What wrong with me?
Hi, Im a lil bit nervous as what im about to say is goin to make me sound terrible!
Im a 19 year ld woman n i feel a mess!! Ive been through alot in my past and i think its affected my life in a big way!
I seem to b a bitch all the time to my family n to my boyfriend who i love so much! i just cant seem to stop myself from bein nasty! but the thing thts gettin to me is that i dont think im in the wrong when im doin but ill realise about 3 hours later!!
Like take for instance, me n my grandparents havent really got on in the past but since i bin with my bf theyv seemd to warm to me, they even helped me out with my spendin money for y holiday!! i apreciate what they did for me dont get me wrong!! but they day after i got home one of my good friends had her baby boy so i went to the hospital to see her for a hour but wen i went down to see my grandparents they called me sellfish n sed that i use them! all they want is for me to say sorry, but am i right in wantin a apoligy first? for sayin that i used them?

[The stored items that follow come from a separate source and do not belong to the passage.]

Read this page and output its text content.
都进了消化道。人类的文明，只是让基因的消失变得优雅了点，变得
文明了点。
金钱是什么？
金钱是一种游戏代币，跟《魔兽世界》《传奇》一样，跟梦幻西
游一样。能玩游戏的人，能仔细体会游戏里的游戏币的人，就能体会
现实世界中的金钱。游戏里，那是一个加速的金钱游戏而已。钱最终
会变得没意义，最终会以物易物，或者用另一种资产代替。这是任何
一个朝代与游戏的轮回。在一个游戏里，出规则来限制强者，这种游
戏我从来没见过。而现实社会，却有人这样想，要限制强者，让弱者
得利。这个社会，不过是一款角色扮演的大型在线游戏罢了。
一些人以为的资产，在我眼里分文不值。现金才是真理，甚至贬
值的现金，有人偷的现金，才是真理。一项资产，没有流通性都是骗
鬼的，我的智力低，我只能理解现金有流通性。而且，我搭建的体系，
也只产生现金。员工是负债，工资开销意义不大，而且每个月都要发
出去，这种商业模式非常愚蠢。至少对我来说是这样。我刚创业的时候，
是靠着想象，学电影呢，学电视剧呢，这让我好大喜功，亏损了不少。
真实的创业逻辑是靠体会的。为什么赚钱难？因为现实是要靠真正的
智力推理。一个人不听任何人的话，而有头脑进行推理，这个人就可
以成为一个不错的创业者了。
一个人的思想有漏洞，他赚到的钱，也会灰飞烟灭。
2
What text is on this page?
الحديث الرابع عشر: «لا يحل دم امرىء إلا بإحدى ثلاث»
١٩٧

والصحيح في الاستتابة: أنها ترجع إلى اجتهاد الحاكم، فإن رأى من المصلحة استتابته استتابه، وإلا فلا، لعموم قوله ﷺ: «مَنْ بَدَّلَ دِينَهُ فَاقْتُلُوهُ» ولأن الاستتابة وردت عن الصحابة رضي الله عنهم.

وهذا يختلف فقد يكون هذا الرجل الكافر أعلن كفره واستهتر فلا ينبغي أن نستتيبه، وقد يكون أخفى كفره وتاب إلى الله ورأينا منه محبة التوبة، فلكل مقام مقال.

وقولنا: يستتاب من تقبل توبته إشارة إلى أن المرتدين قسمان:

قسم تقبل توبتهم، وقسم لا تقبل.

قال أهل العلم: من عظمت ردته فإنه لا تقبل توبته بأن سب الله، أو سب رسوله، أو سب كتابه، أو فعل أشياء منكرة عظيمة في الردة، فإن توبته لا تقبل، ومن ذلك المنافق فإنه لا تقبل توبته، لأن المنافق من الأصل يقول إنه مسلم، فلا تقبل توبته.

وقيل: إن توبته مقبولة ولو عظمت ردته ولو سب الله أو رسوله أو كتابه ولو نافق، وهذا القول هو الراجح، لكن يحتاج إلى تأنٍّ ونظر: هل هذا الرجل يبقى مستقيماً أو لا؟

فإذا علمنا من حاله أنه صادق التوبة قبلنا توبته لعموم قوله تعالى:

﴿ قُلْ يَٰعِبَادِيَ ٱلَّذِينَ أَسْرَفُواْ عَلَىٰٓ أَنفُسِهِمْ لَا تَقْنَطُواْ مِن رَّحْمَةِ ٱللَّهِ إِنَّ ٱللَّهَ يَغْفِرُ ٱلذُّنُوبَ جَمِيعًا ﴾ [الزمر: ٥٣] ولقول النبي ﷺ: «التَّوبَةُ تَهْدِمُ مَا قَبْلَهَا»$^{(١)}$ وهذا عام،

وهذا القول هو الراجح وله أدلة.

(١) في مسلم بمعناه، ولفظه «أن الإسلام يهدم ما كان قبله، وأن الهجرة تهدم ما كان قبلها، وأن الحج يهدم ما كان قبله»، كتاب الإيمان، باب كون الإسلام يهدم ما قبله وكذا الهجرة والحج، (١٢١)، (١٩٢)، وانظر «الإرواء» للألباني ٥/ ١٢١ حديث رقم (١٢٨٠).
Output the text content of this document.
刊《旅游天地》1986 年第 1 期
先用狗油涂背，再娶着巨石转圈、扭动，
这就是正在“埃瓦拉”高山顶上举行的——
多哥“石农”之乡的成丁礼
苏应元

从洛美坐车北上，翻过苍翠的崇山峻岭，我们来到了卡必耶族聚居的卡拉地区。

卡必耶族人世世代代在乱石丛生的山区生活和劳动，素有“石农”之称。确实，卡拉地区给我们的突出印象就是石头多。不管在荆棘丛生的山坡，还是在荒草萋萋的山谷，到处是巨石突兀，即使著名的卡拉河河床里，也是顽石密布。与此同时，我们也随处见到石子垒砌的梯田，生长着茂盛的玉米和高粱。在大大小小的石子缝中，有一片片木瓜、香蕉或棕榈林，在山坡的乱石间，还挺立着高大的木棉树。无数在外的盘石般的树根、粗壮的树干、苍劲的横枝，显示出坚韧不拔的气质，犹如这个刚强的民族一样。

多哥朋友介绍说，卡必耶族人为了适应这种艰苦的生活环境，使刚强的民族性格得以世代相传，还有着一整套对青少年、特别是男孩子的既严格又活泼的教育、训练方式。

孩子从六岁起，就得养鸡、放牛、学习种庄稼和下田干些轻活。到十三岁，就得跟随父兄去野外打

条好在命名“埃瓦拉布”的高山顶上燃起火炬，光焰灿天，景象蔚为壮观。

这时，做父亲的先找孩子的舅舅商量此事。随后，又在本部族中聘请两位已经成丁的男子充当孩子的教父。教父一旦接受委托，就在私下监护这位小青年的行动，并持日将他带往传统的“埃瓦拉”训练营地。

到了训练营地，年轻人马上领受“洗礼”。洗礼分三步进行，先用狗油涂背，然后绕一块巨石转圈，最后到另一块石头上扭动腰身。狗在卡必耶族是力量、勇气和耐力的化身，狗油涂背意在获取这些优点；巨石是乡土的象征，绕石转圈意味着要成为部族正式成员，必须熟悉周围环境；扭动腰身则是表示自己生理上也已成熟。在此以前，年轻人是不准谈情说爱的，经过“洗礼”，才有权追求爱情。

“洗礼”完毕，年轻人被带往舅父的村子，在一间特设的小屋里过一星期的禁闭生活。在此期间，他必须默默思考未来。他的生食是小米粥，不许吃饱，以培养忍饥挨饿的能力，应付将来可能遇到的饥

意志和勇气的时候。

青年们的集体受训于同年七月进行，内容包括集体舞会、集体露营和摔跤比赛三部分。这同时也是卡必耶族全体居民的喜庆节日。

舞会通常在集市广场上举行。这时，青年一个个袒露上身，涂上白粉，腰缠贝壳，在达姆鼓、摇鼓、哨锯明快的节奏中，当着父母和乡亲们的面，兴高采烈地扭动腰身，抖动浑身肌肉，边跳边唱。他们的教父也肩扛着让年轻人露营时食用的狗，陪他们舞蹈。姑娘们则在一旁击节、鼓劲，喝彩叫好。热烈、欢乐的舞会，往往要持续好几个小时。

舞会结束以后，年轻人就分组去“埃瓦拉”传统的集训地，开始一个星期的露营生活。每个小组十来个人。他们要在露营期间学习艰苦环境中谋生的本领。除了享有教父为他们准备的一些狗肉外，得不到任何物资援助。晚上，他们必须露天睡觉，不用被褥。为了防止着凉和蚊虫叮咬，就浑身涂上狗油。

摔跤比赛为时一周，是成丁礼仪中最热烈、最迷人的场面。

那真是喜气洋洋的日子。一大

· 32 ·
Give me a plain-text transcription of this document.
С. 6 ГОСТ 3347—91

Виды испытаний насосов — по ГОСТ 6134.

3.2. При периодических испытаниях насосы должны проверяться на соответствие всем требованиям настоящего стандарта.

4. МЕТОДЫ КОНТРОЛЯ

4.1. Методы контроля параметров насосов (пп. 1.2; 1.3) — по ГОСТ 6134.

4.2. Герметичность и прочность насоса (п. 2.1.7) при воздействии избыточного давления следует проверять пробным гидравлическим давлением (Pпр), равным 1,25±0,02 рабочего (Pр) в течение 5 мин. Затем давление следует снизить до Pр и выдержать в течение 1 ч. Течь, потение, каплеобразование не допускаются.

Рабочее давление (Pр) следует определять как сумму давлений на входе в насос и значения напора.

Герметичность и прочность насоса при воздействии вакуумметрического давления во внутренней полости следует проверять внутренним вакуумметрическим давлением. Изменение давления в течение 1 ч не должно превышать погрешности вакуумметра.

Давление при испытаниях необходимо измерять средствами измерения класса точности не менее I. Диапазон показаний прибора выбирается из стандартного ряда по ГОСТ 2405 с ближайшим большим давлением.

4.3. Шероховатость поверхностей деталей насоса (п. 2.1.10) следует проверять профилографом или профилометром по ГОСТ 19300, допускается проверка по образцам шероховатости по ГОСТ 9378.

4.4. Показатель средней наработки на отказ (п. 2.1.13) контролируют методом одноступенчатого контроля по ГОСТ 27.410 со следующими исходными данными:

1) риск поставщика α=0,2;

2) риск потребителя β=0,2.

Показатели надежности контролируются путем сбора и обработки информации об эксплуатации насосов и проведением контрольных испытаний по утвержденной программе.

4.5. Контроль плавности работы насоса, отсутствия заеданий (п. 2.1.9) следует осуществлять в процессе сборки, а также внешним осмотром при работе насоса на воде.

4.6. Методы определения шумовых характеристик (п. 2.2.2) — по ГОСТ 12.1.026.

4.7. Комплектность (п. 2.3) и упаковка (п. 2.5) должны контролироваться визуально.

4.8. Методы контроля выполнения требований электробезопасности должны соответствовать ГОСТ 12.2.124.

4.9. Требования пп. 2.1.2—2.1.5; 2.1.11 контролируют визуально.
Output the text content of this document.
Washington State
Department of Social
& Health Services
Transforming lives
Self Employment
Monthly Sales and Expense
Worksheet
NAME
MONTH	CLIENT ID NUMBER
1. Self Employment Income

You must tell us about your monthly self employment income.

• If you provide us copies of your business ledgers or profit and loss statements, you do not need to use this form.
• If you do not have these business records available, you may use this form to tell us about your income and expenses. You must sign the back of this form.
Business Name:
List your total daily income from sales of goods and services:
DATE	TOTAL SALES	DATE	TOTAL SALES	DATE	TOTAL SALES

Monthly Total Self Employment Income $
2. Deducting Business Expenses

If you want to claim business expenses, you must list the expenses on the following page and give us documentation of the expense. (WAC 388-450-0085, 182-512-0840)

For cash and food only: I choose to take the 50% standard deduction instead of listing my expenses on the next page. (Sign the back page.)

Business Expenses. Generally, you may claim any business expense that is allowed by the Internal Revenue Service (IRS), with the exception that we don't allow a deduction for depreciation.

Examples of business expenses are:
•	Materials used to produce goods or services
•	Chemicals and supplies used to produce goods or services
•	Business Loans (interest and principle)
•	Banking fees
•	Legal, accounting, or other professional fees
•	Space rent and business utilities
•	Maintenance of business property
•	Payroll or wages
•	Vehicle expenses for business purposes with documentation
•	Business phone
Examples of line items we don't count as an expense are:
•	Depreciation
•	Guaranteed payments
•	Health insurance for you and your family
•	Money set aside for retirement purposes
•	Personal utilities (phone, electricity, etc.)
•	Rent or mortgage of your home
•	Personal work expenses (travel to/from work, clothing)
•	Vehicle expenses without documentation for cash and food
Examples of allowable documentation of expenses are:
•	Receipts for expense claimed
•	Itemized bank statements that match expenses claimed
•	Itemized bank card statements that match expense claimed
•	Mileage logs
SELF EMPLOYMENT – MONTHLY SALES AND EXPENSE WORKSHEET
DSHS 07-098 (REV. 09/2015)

My bf also had a go at me about it in the car on the way home n i just seem to think that im better off keepin my mouth shut, not sayin a word to n e 1 just incase they take it the wrong way!! I love my bf sooo much we bin together for bwt 15months but i just dont trust n e 1!!
I think thats wat d reason for me bein like this is! for the fact that i dont trust n e 1!!
How can i change my self to make me into a better person!! i cant go see a counciller cuz i cant afford it!!